Metió prisa a los niños y los dejó temprano en el colegio. Se dirigió a la plaza, vacía aún a aquella hora temprana, y se sentó en un banco a esperar. No iba a moverse de allí hasta que apareciera la gitana y sus ramitas de romero.
Y allí estaba, más de dos horas después, con los pies congelados y el estómago lleno de nervios, cuando vio a cuatro gitanas acercarse a la plaza. Tuvo un momento de pánico. ¿Cuál sería la suya? Todas vestían igual, todas llevaban romero. No sería capaz de distinguirlas.

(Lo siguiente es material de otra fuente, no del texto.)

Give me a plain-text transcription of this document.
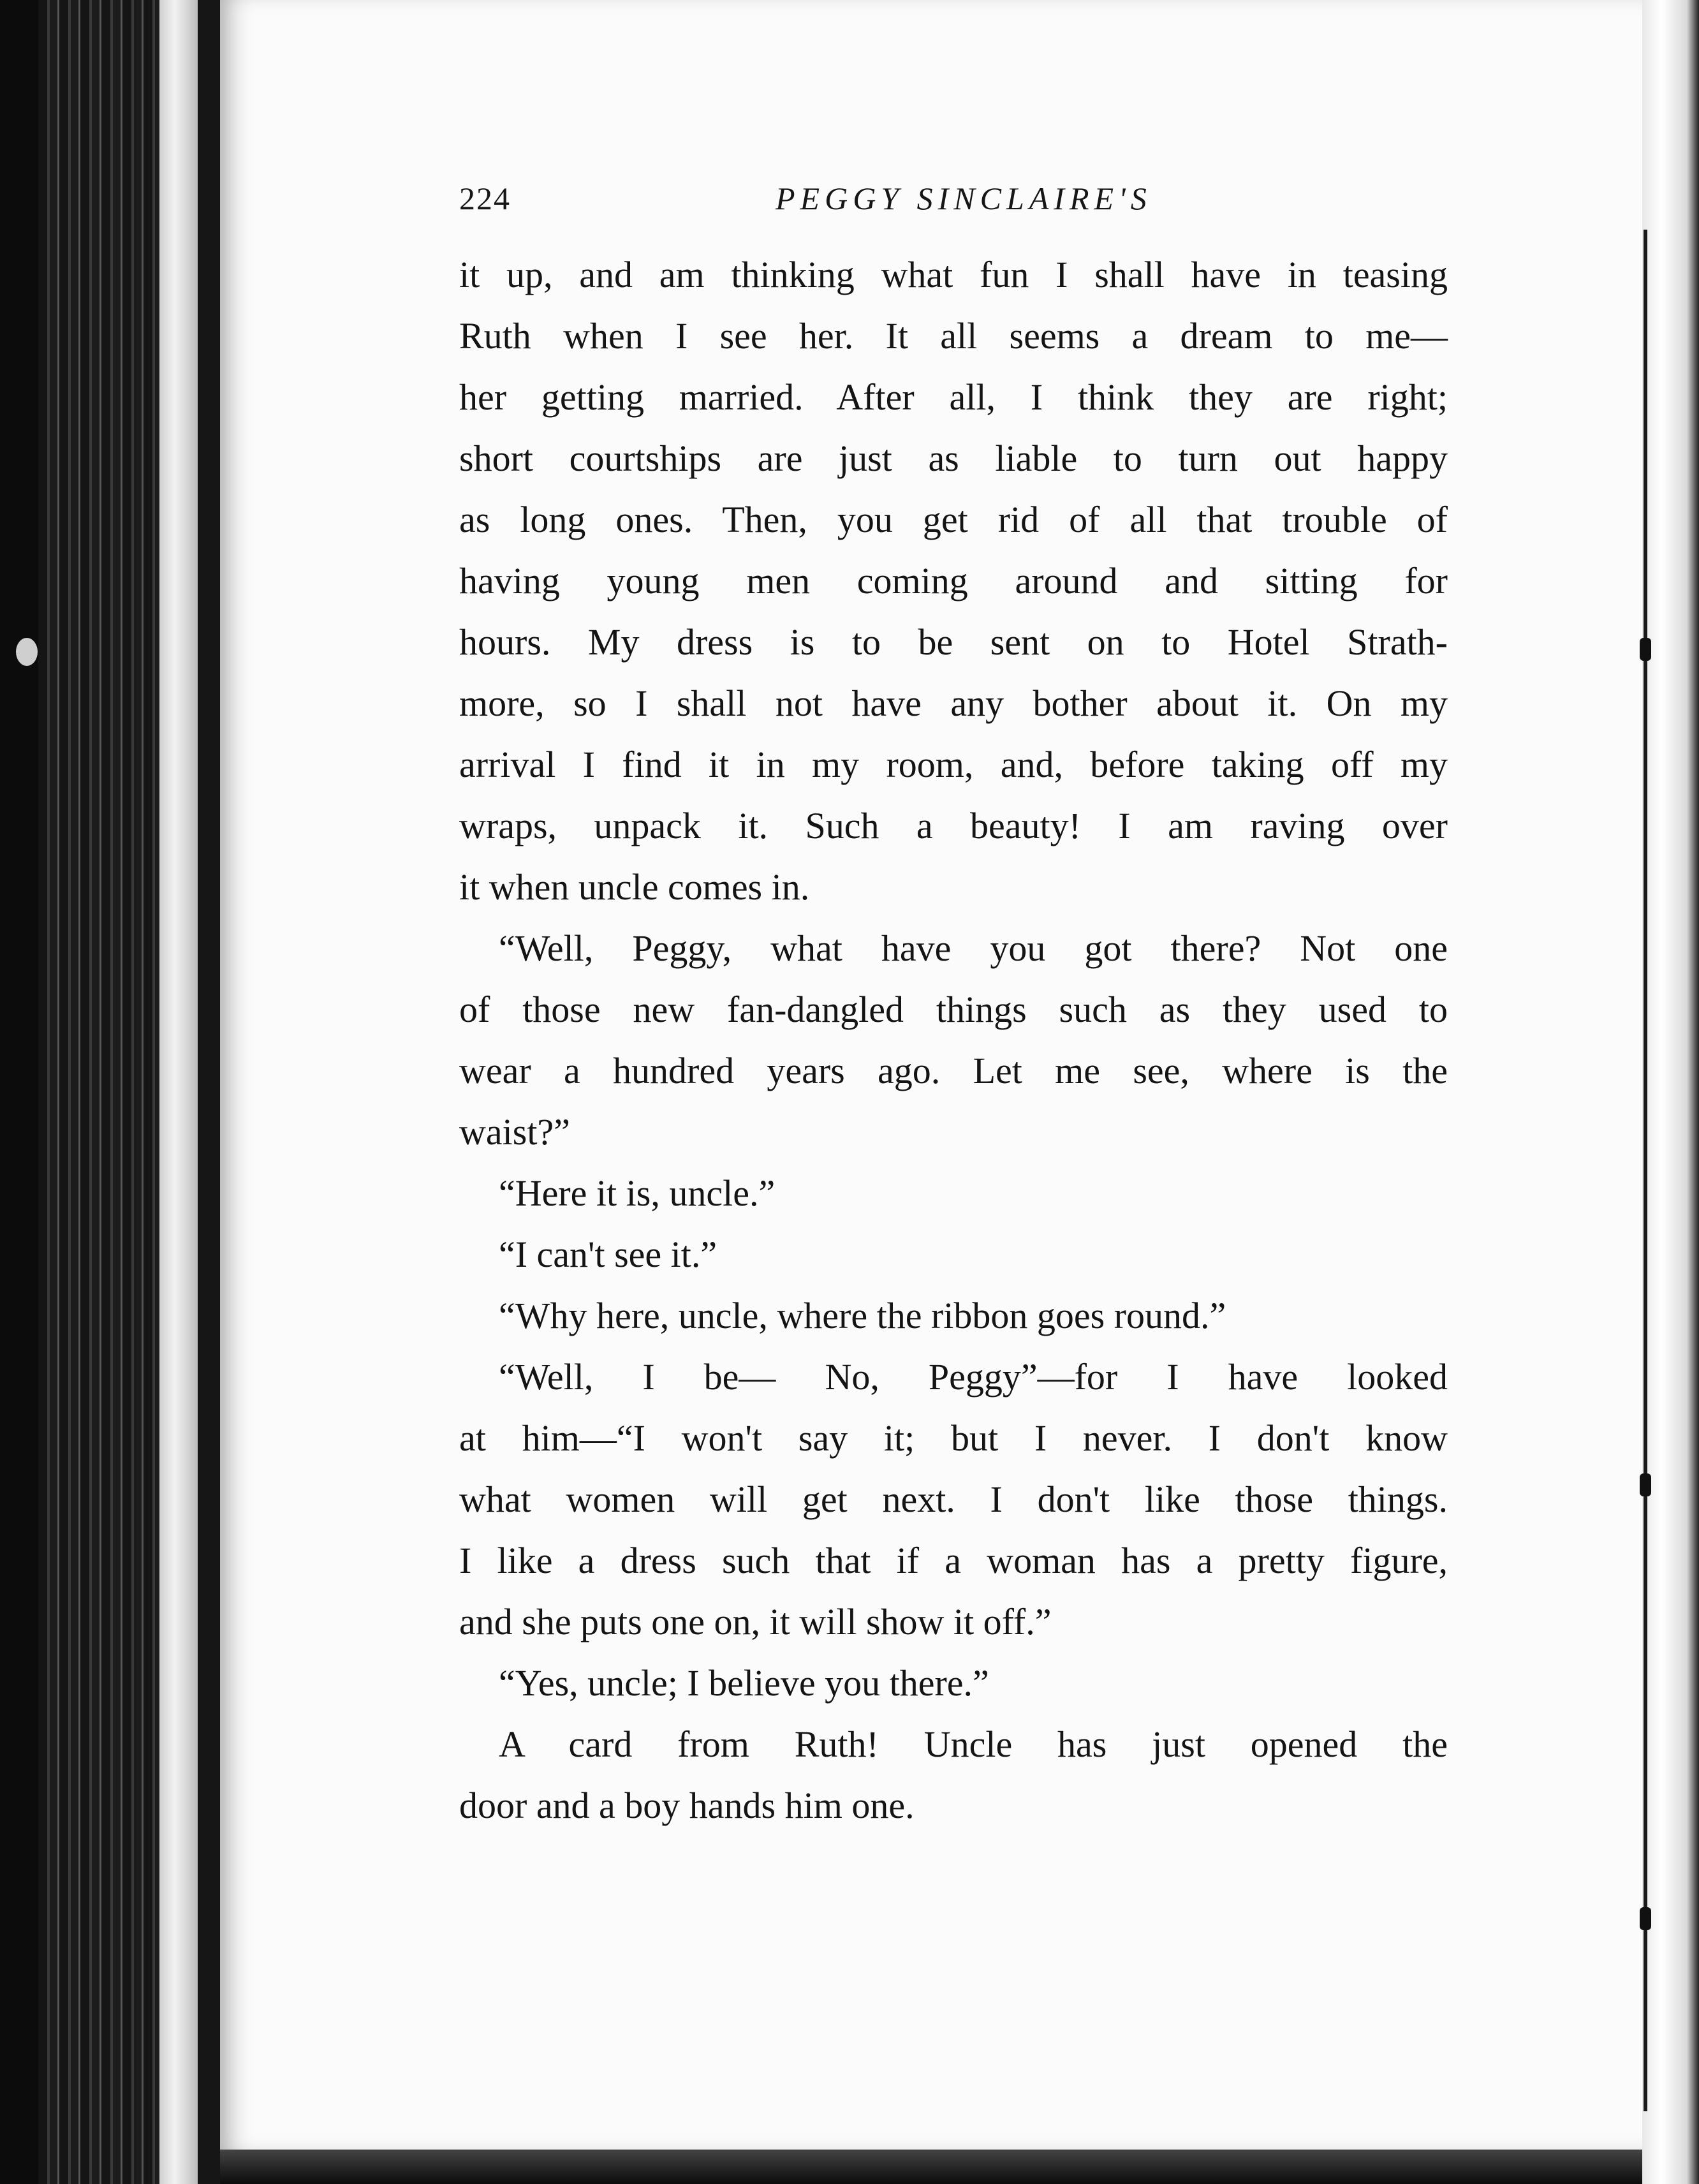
224	PEGGY SINCLAIRE'S
it up, and am thinking what fun I shall have in teasing
Ruth when I see her. It all seems a dream to me—
her getting married. After all, I think they are right;
short courtships are just as liable to turn out happy
as long ones. Then, you get rid of all that trouble of
having young men coming around and sitting for
hours. My dress is to be sent on to Hotel Strath-
more, so I shall not have any bother about it. On my
arrival I find it in my room, and, before taking off my
wraps, unpack it. Such a beauty! I am raving over
it when uncle comes in.
“Well, Peggy, what have you got there? Not one
of those new fan-dangled things such as they used to
wear a hundred years ago. Let me see, where is the
waist?”
“Here it is, uncle.”
“I can't see it.”
“Why here, uncle, where the ribbon goes round.”
“Well, I be— No, Peggy”—for I have looked
at him—“I won't say it; but I never. I don't know
what women will get next. I don't like those things.
I like a dress such that if a woman has a pretty figure,
and she puts one on, it will show it off.”
“Yes, uncle; I believe you there.”
A card from Ruth! Uncle has just opened the
door and a boy hands him one.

Pero, afortunadamente, se separaron y sólo una de ellas se dirigió hacia el centro de la plaza.
Maica se levantó y la agarró del brazo, invirtiendo la escena de la mañana anterior.
Por favor, tiene que librarme de la maldición”. La gitana la miró estupefacta, pero Maica siguió hablando. “Ayer… ¿no se acuerda? Cuando no quise su romero…”
Ay, paya, paya… Una ramita de esto todo lo cura”
Maica metió la mano en su bolso y, a la velocidad del rayo, sacó su monedero.
¿Cuánto…?”
No sé, paya, no sé. Pa quitar una maldición bien echada la voluntad tiene que ser grande. Podemos intentarlo con 700 euros”.
Maica sintió que palidecía. Esa era justo la cantidad que tenía guardada para una chaqueta de la que se había enamorado. Pero tendría que sacrificarse. Valía la pena por su felicidad familiar y su tranquila rutina.
Voy a buscar el dinero”, le dijo a la gitana.
Esta asintió con la cabeza y la vio alejarse, pensando que todos los payos eran tontos.